A reunião realizada na manhã desta quarta-feira (9) pela Secretaria de Planejamento e Parcerias Estratégicas (Seplan) com o Conselho Municipal do Patrimônio Histórico e Cultural (Compahc), que debateu o projeto de intervenção emergencial no telhado do bloco 1 da Maesa, após laudos apontarem risco de colapso da estrutura, resultou no agendamento de uma nova reunião extraordinária para o próximo dia 23 de setembro.
Conforme a presidente do Compahc, Geovana Erlo, durante a reunião, parte dos integrantes demonstrou resistência à proposta, especialmente porque o projeto não deixa claro quais intervenções serão realizadas na estrutura sem comprometer o patrimônio. Entretanto, grande parte se mostrou favorável à intenção diante da situação emergencial, mas defendeu alterações no projeto para garantir a preservação da edificação.

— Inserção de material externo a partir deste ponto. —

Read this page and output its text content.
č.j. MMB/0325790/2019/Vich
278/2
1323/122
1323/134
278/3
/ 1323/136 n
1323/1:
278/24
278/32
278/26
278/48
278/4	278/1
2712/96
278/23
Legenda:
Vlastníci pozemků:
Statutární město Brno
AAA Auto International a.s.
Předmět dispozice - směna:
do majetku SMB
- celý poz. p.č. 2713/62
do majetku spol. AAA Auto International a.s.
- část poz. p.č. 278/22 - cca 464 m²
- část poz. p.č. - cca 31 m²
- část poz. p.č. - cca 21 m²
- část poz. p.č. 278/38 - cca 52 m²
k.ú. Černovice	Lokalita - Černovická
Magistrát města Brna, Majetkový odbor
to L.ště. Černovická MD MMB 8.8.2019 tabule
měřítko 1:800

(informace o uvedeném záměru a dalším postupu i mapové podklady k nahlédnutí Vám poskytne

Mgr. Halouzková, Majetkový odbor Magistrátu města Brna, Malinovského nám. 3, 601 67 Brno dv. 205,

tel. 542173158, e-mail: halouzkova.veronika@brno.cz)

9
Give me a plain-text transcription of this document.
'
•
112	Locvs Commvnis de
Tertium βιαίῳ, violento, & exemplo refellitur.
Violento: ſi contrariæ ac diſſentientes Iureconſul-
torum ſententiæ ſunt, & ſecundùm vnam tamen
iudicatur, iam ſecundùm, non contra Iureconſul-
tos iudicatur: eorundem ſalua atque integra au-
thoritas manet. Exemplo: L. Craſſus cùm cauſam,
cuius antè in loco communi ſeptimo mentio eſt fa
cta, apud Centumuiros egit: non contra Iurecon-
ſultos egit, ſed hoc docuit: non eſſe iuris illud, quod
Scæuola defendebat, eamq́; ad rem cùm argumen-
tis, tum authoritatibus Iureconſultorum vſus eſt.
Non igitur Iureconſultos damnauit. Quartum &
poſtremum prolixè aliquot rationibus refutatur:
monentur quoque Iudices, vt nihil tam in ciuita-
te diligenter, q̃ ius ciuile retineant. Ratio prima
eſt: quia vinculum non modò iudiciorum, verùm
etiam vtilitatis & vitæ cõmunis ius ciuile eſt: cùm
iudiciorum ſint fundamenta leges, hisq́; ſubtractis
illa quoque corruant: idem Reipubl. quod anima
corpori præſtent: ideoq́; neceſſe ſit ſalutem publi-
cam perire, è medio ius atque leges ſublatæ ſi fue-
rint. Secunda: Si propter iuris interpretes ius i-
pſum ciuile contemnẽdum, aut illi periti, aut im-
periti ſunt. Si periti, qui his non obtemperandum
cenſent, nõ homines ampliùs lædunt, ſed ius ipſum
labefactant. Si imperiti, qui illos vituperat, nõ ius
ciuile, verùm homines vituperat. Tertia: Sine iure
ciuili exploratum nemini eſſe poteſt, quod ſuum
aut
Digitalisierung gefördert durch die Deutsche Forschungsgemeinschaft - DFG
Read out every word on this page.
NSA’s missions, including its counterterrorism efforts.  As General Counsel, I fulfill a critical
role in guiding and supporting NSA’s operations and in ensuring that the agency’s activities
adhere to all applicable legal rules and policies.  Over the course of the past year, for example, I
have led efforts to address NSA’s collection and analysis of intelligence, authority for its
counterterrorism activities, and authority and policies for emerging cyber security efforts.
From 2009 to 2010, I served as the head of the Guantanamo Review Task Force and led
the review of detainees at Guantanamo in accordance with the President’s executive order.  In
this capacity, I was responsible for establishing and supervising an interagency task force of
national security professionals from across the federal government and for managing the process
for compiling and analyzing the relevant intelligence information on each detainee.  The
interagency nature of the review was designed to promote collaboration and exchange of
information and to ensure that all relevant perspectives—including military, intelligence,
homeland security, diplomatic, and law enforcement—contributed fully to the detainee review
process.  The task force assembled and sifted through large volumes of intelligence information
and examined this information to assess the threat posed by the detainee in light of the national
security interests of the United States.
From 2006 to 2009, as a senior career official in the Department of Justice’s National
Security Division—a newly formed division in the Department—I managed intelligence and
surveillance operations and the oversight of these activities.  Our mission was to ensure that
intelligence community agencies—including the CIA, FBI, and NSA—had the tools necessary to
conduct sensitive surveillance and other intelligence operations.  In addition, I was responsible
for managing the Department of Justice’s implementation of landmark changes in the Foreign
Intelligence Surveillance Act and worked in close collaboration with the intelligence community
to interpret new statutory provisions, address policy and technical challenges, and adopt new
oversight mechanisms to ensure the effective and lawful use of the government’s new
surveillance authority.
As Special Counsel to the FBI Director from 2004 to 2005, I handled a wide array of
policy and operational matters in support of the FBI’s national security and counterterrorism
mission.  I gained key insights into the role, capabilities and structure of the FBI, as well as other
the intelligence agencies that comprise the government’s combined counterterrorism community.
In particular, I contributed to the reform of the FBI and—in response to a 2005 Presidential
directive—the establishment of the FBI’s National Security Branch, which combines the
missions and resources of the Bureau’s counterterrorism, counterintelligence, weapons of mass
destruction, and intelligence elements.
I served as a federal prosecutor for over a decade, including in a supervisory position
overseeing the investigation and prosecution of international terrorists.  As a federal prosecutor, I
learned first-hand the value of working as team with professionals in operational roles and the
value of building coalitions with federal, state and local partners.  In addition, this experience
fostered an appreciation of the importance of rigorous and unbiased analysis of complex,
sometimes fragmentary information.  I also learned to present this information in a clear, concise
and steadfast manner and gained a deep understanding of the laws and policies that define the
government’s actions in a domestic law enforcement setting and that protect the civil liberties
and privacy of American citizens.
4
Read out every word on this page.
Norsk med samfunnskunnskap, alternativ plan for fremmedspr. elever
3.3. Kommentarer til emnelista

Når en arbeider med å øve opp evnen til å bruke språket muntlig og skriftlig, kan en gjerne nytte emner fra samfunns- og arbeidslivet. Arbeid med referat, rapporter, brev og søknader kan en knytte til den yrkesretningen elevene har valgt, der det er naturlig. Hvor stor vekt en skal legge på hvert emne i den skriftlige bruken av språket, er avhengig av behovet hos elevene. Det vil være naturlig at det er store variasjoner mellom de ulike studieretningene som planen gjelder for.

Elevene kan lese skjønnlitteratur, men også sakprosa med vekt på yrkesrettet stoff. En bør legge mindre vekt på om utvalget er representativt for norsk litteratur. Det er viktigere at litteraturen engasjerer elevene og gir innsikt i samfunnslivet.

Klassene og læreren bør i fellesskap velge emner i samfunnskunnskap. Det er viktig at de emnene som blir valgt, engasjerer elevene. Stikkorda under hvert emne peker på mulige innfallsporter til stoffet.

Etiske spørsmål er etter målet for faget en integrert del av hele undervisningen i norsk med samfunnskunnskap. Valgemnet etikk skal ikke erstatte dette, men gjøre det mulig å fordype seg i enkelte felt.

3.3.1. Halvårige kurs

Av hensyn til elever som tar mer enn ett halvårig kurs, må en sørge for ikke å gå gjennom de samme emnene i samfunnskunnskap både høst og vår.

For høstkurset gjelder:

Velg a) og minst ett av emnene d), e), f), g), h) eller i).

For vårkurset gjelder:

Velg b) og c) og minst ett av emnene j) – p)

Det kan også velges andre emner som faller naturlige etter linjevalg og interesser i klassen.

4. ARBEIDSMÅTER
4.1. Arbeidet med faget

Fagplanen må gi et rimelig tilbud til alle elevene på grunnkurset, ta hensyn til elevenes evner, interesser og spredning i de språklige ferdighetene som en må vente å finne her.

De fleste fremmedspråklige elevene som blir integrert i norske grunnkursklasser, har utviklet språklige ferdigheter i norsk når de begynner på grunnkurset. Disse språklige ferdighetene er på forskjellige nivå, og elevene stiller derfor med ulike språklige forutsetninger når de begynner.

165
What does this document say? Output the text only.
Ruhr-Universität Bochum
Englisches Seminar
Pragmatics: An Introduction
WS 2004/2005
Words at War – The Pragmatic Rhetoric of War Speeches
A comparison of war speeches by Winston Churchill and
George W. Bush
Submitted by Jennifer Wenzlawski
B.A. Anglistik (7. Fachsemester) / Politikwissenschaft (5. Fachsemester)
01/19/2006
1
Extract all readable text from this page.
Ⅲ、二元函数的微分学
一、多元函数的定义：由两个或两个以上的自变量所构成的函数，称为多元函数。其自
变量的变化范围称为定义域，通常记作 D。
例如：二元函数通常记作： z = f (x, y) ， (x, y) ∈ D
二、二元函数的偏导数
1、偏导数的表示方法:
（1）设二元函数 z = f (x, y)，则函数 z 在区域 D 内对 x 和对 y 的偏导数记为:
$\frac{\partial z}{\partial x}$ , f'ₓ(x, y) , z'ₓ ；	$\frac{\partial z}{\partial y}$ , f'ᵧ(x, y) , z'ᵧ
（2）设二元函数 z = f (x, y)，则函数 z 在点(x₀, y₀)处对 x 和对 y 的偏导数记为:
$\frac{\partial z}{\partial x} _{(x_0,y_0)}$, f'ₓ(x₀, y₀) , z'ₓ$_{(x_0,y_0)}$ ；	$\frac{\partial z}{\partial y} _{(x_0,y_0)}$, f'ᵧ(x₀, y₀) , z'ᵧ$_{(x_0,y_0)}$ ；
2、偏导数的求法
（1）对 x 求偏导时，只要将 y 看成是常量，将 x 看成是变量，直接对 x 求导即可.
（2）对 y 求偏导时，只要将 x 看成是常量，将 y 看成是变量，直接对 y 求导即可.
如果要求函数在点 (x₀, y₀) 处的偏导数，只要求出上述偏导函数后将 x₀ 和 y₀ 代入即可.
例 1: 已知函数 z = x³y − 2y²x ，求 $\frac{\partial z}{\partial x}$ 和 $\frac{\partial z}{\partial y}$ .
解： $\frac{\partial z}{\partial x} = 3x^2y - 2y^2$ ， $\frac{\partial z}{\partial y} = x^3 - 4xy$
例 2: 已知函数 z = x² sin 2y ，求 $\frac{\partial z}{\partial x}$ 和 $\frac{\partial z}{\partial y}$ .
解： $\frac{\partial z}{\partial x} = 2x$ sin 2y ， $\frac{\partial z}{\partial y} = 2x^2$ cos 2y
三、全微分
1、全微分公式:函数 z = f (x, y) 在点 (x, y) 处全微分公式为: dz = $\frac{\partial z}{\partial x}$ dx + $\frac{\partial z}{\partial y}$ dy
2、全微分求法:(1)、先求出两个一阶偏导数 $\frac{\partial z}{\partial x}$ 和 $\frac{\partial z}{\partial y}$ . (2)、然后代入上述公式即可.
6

A presidente salienta que foram realizados dois pedidos de vista por parte do Sindicato dos Servidores Municipais de Caxias do Sul (Sindiserv) e do Diretório Central de Estudantes da Universidade de Caxias do Sul (DCE). O Sindiserv, que atuava como revisor, não conseguiu concluir a análise dentro do prazo devido ao curto período disponível e às dúvidas surgidas sobre o projeto. Já o DCE solicitou mais tempo para discutir o posicionamento com a entidade. Diante dos pedidos e da necessidade de uma definição em razão da urgência, foi marcada uma reunião extraordinária do Compahc, quando o projeto deverá voltar à discussão e ser deliberado.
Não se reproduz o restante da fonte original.